Alpha-defensins are mammalian antimicrobial peptides expressed mainly by cells of myeloid lineage or small intestinal Paneth cells. The peptides are converted from inactive 8.5-kDa precursors to membrane-disruptive forms by post-translational proteolytic events. Because rhesus myeloid pro-alpha-defensin-4 (proRMAD-4((20-94))) lacks bactericidal peptide activity in vitro, we tested whether neutrophil azurophil granule serine proteinases, human neutrophil elastase (NE), cathepsin G (CG), and proteinase-3 (P3) have in vitro convertase activity.

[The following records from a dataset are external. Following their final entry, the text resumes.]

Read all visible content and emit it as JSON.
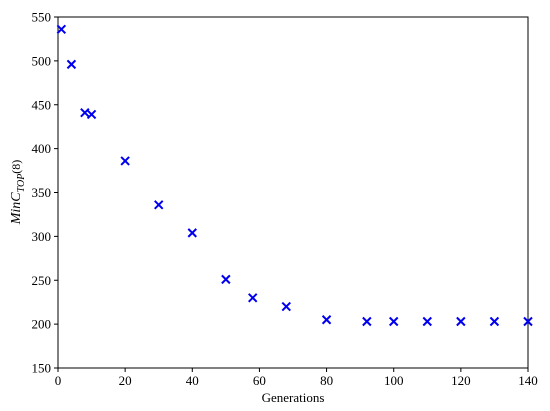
{
  "chart_data": {
    "type": "scatter",
    "xlabel": "Generations",
    "ylabel": {
      "main": "MinC",
      "sub": "TOP",
      "suffix": "(8)"
    },
    "series": [
      {
        "color": "#0000ee",
        "marker": "x",
        "x": [
          1,
          4,
          8,
          10,
          20,
          30,
          40,
          50,
          58,
          68,
          80,
          92,
          100,
          110,
          120,
          130,
          140
        ],
        "values": [
          536,
          496,
          441,
          439,
          386,
          336,
          304,
          251,
          230,
          220,
          205,
          203,
          203,
          203,
          203,
          203,
          203
        ]
      }
    ],
    "xlim": [
      0,
      140
    ],
    "xticks": [
      0,
      20,
      40,
      60,
      80,
      100,
      120,
      140
    ],
    "ylim": [
      150,
      550
    ],
    "yticks": [
      150,
      200,
      250,
      300,
      350,
      400,
      450,
      500,
      550
    ],
    "grid": false
  }
}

Only NE cleaved proRMAD-4((20-94)) at the native RMAD-4 N terminus to produce fully processed, bactericidal RMAD-4((62-94)). The final CG cleavage product was RMAD-4((55-94)), and P3 produced both RMAD-4((55-94)) and RMAD-4(57-94). Nevertheless, NE, CG, and P3 digests of proRMAD4 and purified RMAD-4((62-94)), RMAD-4((55-94)), and RMAD-4(57-94) peptides had equivalent in vitro bactericidal activities. Bactericidal peptide activity assays of proRMAD-4((20-94)) variants containing complete charge-neutralizing D/E to N/Q or D/E to A substitutions showed that (DE/NQ)-proRMAD-4((20-94)) and (DE/A)-proRMAD-4((20-94)) were as active as mature RMAD-4((62-94)). Therefore, proregion Asp and Glu side chains inhibit the RMAD-4 component of full-length proRMAD-4((20-94)), perhaps by a combination of charge-neutralizing and hydrogen-bonding interactions. Although native RMAD-4((62-94)) resists NE, CG, and P3 proteolysis completely, RMAD-4((62-94)) variants with disulfide pairing disruptions or lacking disulfide bonds were degraded extensively, evidence that the disulfide array protects the alpha-defensin moiety from degradation by the myeloid converting enzymes. These in vitro analyses support the conclusion that rhesus macaque myeloid pro-alpha-defensins are converted to active forms by serine proteinases that co-localize in azurophil granules.